Tuesday, February 3, 2009

Life with Mom

So how in the world do you learn how to live with a parent? In this case, Mom lives with my husband, Art, and me. Mom and Art and me make three!

Attitude is key. The first thing to realize when you decide to bring a parent home is that adjusting is a slow process.

I think it's harder than learning to live with a spouse. It's completely different than having your own children, because you start from the beginning with babies. Bringing an adult into your home means adapting two independent households which are usually very different.

What were we thinking!!?? :-D

(That's that sense of humor I talked about earlier...you've GOT to have one! If you don't have one, then develop one fast!)

I never expected, nor necessarily wanted, to live with a parent--either mine or my husband's. It's not that I don't love all of our parents. I definitely DO. I have had a good relationship with them all. But living with a parent changes everything.

If I can do it, you can definitely do it. Just know it takes time and will be bumpy sometimes.

Personalities are key. My mom and I are very different personalities, though we are both encouragers. I definitely fell right under the tree as far as that trait goes, but I'm in another orchard altogether for most of my other traits. Which leads to a lot of tension and frustration some days.

I will say that things are settling down now, and it has been two years. We are *learning* to live together a little more each day. I can see a whole lot of improvement just in this last year. The bumps are becoming less frequent and not so large, and we joke and laugh more than we did the first year, so just know it can smooth out over time.
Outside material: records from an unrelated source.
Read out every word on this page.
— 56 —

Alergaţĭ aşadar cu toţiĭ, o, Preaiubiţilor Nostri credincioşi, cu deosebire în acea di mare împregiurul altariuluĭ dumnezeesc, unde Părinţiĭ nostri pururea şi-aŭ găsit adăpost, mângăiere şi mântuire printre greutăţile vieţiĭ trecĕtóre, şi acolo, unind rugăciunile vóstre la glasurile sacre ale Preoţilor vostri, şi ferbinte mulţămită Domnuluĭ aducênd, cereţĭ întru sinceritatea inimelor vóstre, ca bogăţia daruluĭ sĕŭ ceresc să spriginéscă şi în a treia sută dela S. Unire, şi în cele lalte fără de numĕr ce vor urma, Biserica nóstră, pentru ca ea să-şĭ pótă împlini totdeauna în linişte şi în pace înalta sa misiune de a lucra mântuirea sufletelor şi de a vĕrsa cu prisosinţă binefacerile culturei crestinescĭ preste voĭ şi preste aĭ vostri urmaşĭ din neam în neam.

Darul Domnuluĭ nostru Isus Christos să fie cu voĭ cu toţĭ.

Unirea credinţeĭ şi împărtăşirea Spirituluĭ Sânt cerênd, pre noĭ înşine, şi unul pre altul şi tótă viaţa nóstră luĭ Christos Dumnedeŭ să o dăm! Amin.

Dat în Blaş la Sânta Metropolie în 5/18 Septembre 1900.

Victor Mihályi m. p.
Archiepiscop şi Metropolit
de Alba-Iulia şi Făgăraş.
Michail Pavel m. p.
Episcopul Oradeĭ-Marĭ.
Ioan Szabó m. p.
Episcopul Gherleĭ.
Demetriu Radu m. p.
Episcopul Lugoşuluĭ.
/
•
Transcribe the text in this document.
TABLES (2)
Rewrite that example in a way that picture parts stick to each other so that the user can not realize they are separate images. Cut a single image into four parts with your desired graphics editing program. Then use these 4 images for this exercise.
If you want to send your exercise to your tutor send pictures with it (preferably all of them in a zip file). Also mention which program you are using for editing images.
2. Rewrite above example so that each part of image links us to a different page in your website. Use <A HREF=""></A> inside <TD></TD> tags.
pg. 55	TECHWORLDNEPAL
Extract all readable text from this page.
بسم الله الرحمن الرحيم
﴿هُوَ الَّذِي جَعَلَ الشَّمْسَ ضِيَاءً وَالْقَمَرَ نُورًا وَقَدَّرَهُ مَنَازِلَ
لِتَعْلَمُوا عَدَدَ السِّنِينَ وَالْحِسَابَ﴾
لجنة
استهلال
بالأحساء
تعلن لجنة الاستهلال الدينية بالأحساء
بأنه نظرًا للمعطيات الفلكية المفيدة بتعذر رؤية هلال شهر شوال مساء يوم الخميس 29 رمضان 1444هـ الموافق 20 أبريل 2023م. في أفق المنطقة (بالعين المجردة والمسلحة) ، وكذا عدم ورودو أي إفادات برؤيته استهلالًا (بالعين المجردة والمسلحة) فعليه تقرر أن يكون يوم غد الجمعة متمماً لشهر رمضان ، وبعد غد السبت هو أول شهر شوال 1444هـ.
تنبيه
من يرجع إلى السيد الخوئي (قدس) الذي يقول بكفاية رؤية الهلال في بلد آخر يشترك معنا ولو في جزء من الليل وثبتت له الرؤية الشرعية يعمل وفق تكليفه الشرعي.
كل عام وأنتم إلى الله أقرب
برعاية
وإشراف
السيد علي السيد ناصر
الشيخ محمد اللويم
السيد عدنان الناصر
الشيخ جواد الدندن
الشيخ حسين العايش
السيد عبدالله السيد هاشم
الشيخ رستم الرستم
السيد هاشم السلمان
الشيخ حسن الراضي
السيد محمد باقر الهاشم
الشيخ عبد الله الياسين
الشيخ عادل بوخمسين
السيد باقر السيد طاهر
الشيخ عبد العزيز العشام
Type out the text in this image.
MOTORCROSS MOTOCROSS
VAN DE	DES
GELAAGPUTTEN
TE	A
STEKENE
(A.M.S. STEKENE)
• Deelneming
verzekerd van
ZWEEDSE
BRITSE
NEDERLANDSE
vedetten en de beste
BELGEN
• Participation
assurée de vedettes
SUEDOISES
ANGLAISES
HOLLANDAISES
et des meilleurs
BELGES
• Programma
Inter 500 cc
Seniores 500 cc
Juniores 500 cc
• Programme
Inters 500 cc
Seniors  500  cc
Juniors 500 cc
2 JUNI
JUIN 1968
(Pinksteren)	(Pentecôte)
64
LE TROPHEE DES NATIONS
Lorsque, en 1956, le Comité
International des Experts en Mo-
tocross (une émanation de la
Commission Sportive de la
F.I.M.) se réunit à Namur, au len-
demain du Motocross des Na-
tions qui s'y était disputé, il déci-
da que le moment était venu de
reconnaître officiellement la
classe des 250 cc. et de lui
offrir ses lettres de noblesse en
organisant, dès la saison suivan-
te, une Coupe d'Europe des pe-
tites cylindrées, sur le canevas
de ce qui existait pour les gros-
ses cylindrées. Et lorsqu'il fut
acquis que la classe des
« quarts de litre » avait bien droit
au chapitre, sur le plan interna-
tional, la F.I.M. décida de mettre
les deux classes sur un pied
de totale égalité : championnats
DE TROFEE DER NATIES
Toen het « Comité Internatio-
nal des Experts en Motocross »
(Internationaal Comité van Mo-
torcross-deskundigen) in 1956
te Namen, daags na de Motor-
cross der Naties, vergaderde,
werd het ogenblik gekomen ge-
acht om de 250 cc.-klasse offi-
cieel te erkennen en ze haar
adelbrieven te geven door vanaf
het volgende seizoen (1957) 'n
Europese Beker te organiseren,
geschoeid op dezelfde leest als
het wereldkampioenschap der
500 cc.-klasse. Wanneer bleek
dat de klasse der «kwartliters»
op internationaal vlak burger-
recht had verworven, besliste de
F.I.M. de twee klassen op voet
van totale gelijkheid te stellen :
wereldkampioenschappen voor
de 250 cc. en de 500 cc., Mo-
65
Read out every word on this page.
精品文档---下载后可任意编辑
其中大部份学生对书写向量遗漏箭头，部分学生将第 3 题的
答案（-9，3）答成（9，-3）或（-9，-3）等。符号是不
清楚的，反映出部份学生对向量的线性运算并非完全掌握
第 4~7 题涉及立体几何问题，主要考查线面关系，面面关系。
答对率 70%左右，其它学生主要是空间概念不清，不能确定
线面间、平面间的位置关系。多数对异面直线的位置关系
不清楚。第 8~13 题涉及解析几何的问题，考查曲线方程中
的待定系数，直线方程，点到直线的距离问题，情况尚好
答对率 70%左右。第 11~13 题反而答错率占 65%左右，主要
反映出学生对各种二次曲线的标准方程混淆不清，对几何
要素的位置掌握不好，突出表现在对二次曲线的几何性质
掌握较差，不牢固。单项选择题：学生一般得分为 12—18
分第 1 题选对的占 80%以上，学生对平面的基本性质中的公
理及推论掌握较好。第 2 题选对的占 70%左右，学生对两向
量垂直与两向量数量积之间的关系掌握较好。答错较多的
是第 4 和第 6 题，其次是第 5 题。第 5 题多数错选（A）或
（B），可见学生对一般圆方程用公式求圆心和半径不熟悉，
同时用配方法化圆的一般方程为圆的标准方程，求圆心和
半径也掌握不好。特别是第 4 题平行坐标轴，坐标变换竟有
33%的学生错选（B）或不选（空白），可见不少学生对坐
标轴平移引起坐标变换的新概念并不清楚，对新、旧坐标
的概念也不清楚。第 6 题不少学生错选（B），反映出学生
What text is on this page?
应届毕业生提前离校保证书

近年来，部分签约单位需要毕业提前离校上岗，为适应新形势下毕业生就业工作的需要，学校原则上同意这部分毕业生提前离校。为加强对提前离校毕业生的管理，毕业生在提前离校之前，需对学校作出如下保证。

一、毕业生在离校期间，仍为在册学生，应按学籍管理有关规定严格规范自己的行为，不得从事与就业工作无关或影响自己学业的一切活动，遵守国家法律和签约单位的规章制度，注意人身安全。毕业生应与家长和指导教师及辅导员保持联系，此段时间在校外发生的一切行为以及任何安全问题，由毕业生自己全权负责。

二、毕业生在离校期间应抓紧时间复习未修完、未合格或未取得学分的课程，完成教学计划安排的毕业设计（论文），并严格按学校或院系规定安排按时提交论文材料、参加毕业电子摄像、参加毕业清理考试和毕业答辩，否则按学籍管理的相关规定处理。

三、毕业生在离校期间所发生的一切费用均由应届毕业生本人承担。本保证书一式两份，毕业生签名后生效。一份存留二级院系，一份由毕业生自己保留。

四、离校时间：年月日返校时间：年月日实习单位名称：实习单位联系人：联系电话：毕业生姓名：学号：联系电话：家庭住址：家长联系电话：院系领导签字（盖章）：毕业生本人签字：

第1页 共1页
Location is key. Since we all moved from two houses in central FL to one larger house in north FL, it's a new place for all three of us. My mom has the room across from ours and the hall bathroom is hers. The "suite" idea helps a lot. Mom is close, but she has her own space. Since she's still quite independent in most areas, I'm available when she needs me but she is otherwise autonomous.

Mom's furniture is all mixed in with ours, so we have a really "eclectic" decorating scheme, as you can imagine! Since Mom is still quite independent, it was important for her things to still be part of her daily life. My husband and I had to give a lot of thought to creating balance for all of us, including what furniture to keep. We all ended up giving up things, but the result is a home we all enjoy now. It's neither "yours" nor "mine." It's definitely "ours." :-D

In our case, it helped that one person wasn't moving into the other's established home. If you have a different situation where your parent is more care dependent, that may not matter for you.

Wisdom and grace are key. As I mentioned earlier, my friend Marlene led the way for me 6 years ago when she moved her mom in to live with her family. Being able to watch someone else adapt and manage over the years was the springboard God used in my life to learn that I could do this. When the time came to make the decision, I had a working knowledge of what to expect. If it hadn't been demonstrated for me, I would have felt I couldn't do it.

I think mothers and adult daughters have complicated, often bumpy relationships to begin with, and putting us under the same roof all the time just brings out the tension once in a while.

We learn to adapt and compromise, though, in order to care for our parent. We do it because we love them and want to honor and care for them, and God has to give us daily (hourly, minute-by-minute!) grace for the job. Art's and my goal is that "Life with Mom" is a simple, daily joy.

If you are a caregiver for your parent, I'd love to hear how you do it. What's your story?